Civics bureau: from attendee to slideshow feature

Lyana Khairuddin
The Malaysian Insider
22 June 2015

I was amused to find a picture of me, particularly the one used for the profile of this column, on one of the slides sourced by the National Civics Bureau and recently released online. The slide cited the online petition I founded, I am #26, my age and affiliation. Upon sourcing for the whole slide deck and reading through them, I could only roll my eyes at the sheer audacity and idiocy of it all.

For someone who was (un)fortunate enough to have attended three “Kem Bina Negara” courses organised by the bureau, I am thankful that I ended up being the liberal, rational-minded person that I think I am today.

Syukur Alhamdulillah, the brainwashing did not work on me.

In all honesty, the first course that I attended when I was still in secondary school was not too bad. It felt more like summer camp. The day would begin as early as 5am and end as late as 3am. I remembered there were many breaks for food: breakfast, morning tea, lunch, afternoon tea, dinner and supper.

The schedule also made allowances for all the 5 prayer times, but on the whole it was packed with talks, group assignments and many tazkirah (religious talks) sessions. There was also a whole day or night allotted for an adventure session – this could either be activities like hiking through the jungle or performing adventure sports such as the flying fox and abseiling.

One adventure session that we girls looked forward to with mixed feelings was the “Night Owl”. The trainers would bring everyone in a single file into the woods, leave us one by one at designated spots that ensured we were alone and then allow the night to do its thing. This session was supposed to be a mix of meditation and empowerment of the spirit through scaring the hell out of some of us.

It was preceded by stories of jungle spirits and how “keras” a particular camp was, interspersed with warnings that if any of us girls were menstruating “to be careful”, and stories of people who went missing. The one time that I had to go through this session, the trainers played an audio recording beforehand that staged the interrogation and torture by the Angels Munkar and Nankir on a Muslim’s life and sins.

Suffice to say, fear is a very powerful tool to psychologically control any human being. Personally, I think the trainers did a very good job of instilling fear, and not much else.

I attended my second bureau course during my undergraduate studies at a local public university, and the most recent one before I left to further my studies overseas on a government scholarship.

The content did not wary much over the years, but the talks and the assignment questions handed out, at least at the last one I attended and could remember, were offensive to racial unity, didactic and sexist. It conveniently forgot that Malaysia is a multiethnic country, and careless of the sensitivities of non-Malay, non-Muslim attendees of such courses.

It demeaned the hard work we attendees put towards securing a scholarship, and emphasised the need for us to be thankful to the government for having had policies that allowed for public scholarships. I am grateful that such policies exist, for it allows those who can’t afford to study overseas like yours truly a golden opportunity. But I also think that serving the nation means much more than baying blind obedience towards the current government.

After all, aren’t we citizens of Malaysia all building this nation together? Was that not the purpose of a camp whose literal meaning from Malay means “nation building”?
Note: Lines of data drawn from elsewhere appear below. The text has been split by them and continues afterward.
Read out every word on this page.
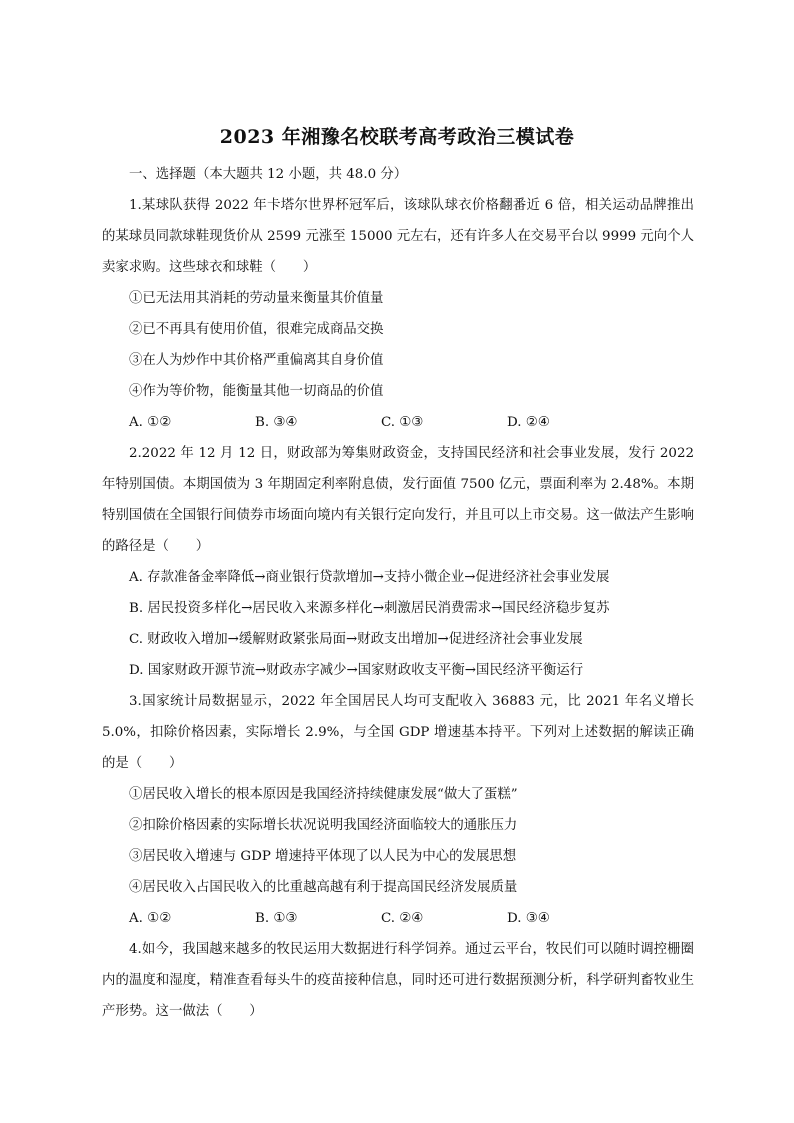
2023 年湘豫名校联考高考政治三模试卷
一、选择题（本大题共 12 小题，共 48.0 分）

1.某球队获得 2022 年卡塔尔世界杯冠军后，该球队球衣价格翻番近 6 倍，相关运动品牌推出的某球员同款球鞋现货价从 2599 元涨至 15000 元左右，还有许多人在交易平台以 9999 元向个人卖家求购。这些球衣和球鞋（　　）

①已无法用其消耗的劳动量来衡量其价值量
②已不再具有使用价值，很难完成商品交换
③在人为炒作中其价格严重偏离其自身价值
④作为等价物，能衡量其他一切商品的价值
A. ①②	B. ③④	C. ①③	D. ②④

2.2022 年 12 月 12 日，财政部为筹集财政资金，支持国民经济和社会事业发展，发行 2022 年特别国债。本期国债为 3 年期固定利率附息债，发行面值 7500 亿元，票面利率为 2.48%。本期特别国债在全国银行间债券市场面向境内有关银行定向发行，并且可以上市交易。这一做法产生影响的路径是（　　）

A. 存款准备金率降低→商业银行贷款增加→支持小微企业→促进经济社会事业发展
B. 居民投资多样化→居民收入来源多样化→刺激居民消费需求→国民经济稳步复苏
C. 财政收入增加→缓解财政紧张局面→财政支出增加→促进经济社会事业发展
D. 国家财政开源节流→财政赤字减少→国家财政收支平衡→国民经济平衡运行

3.国家统计局数据显示，2022 年全国居民人均可支配收入 36883 元，比 2021 年名义增长 5.0%，扣除价格因素，实际增长 2.9%，与全国 GDP 增速基本持平。下列对上述数据的解读正确的是（　　）

①居民收入增长的根本原因是我国经济持续健康发展“做大了蛋糕”
②扣除价格因素的实际增长状况说明我国经济面临较大的通胀压力
③居民收入增速与 GDP 增速持平体现了以人民为中心的发展思想
④居民收入占国民收入的比重越高越有利于提高国民经济发展质量
A. ①②	B. ①③	C. ②④	D. ③④

4.如今，我国越来越多的牧民运用大数据进行科学饲养。通过云平台，牧民们可以随时调控栅圈内的温度和湿度，精准查看每头牛的疫苗接种信息，同时还可进行数据预测分析，科学研判畜牧业生产形势。这一做法（　　）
I couldn’t ignore some of the things mentioned and the authoritative way things were carried out, so I stood up and spoke against what was being said and done. I ended up being bullied by a few of the trainers throughout the course and my time at the last bureau-organised programme did not feel like summer camp anymore.

There were many who called for the abolishment of such courses and the bureau itself following the expose of the PowerPoint slides last week. Personally, I believe that such programmes had good intentions of nation building in the beginning, but like many things in our country, we seem to have lost our way over the years and struggle with the implementation of it all.

Any programme carried out in the spirit of nation building should promote integration, allowing intermingling of citizens from different genders, economic classes and ethnicities. The programme should include interfaith dialogues to further understand the many religions practised in our country, and an appreciation of our heritage and history. The facilitation of discussions with regard to current issues should allow participants a safe space to discuss ideas critically and analytically for the betterment of the nation.

Perhaps it would be better for the bureau to organise their manpower towards the redevelopment of natural disaster-affected areas such as post-floods Kelantan or post-earthquake Sabah rather than forcing would-be civil servants and academics attached with public universities to spend a week in a jungle undergoing a programme that clearly does little towards nation building in its current format.

Promote camaraderie, understanding differences and the spirit of working together, rather than instilling fear and hatred by painting a picture of the movers and shakers in the country as socialist-educated rebels. Personnel working with the bureau should stop this climate of fear and misleading information, and instead promote understanding and compassion towards a better nation.

And for the love of God, learn how to use the Google search engine. – June 22, 2015.